Um estudo da plataforma de dados canadense Visier aponta que as empresas podem enfrentar problemas de sucessão nos próximos anos. Em um cenário que já conta com a falta de profissionais C-level, a plataforma identificou que um novo padrão de comportamento está em alta na geração Z e ameaça a formação de novos líderes empresariais.
Conforme aponta a pesquisa, apenas 4% dos funcionários consideram ser promovidos ao alto escalão como um objetivo importante de carreira. E dos entrevistados, 38% estão interessados em se tornar gestores de equipes na empresa em que trabalham e 62% preferem permanecer como estão, sem pessoas abaixo.
A nova geração de trabalhadores não vê sentido em “trabalhar apenas por trabalhar” e prefere reduzir as horas passadas na empresa, ao passo que aumentam o tempo para a vida pessoal. Também é um movimento independente do microgerenciamento, mas que também pode ter relação com a prática.
O job hopping é uma tendência que está crescendo exponencialmente no mercado de trabalho e se refere principalmente a profissionais que mudam de emprego com frequência e voluntariamente.
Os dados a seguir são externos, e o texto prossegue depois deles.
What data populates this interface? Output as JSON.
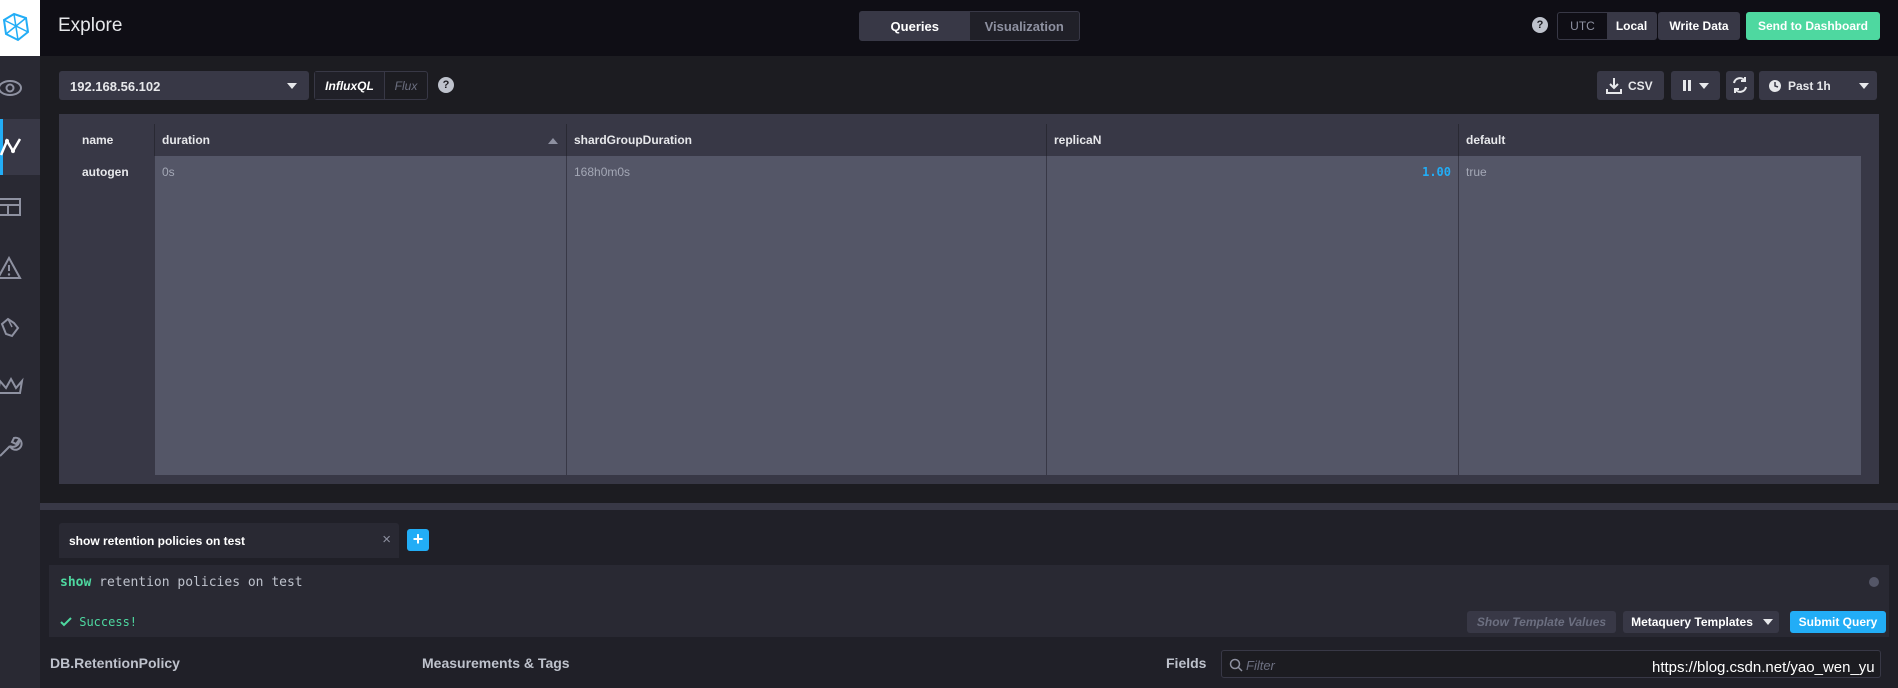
{
  "header": {
    "title": "Explore",
    "tabs": [
      {
        "label": "Queries",
        "active": true
      },
      {
        "label": "Visualization",
        "active": false
      }
    ],
    "help": "?",
    "timezone": {
      "options": [
        "UTC",
        "Local"
      ],
      "selected": "Local"
    },
    "write_data": "Write Data",
    "send_to_dashboard": "Send to Dashboard"
  },
  "sidebar": {
    "items": [
      {
        "icon": "eye-icon"
      },
      {
        "icon": "graph-icon",
        "active": true
      },
      {
        "icon": "table-icon"
      },
      {
        "icon": "alert-triangle-icon"
      },
      {
        "icon": "hand-icon"
      },
      {
        "icon": "crown-icon"
      },
      {
        "icon": "wrench-icon"
      }
    ]
  },
  "toolbar": {
    "source": "192.168.56.102",
    "languages": [
      "InfluxQL",
      "Flux"
    ],
    "selected_language": "InfluxQL",
    "help": "?",
    "csv": "CSV",
    "time_range": "Past 1h"
  },
  "results": {
    "columns": [
      "name",
      "duration",
      "shardGroupDuration",
      "replicaN",
      "default"
    ],
    "sorted_column": "duration",
    "rows": [
      {
        "name": "autogen",
        "duration": "0s",
        "shardGroupDuration": "168h0m0s",
        "replicaN": "1.00",
        "default": "true"
      }
    ]
  },
  "query": {
    "tab_title": "show retention policies on test",
    "add_tab": "+",
    "close": "×",
    "keyword": "show",
    "text": " retention policies on test",
    "status": "Success!",
    "show_template_values": "Show Template Values",
    "metaquery_templates": "Metaquery Templates",
    "submit": "Submit Query"
  },
  "schema": {
    "db_label": "DB.RetentionPolicy",
    "measurements_label": "Measurements & Tags",
    "fields_label": "Fields",
    "filter_placeholder": "Filter"
  },
  "watermark": "https://blog.csdn.net/yao_wen_yu",
  "colors": {
    "accent_blue": "#22adf6",
    "success_green": "#4ed8a0",
    "background": "#1c1c21"
  }
}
Conhecidos como job hoppers ou job jumpers, possuem como objetivo a busca constante por novos desafios.
Esses profissionais tendem a ficar menos de um ano nas companhias, pulando entre uma empresa e outra em busca de novos aprendizados e a conquista de novas habilidades, bem como o aumento salarial.
Reter esse perfil de profissional se tornou um desafio para o mercado de trabalho como um todo. E práticas como o microgerenciamento reduzem as chances dessa retenção, bem como aumentam as chances de que outros profissionais passem a praticar o job hopping.
O microgerenciamento é uma má prática para os líderes, que pode reduzir a agilidade, produtividade, proatividade e inovação dentro da equipe. Em um contexto no qual o mercado de trabalho atravessa diversas mudanças, com movimentos como o quiet quitting, o quiet ambition e o job hopping crescem, o microgerenciamento pode ser mais combustível para os desafios.
A microgestão deve ser repensada, como um primeiro passo para restabelecer e remodelar relações equilibradas no ambiente de trabalho.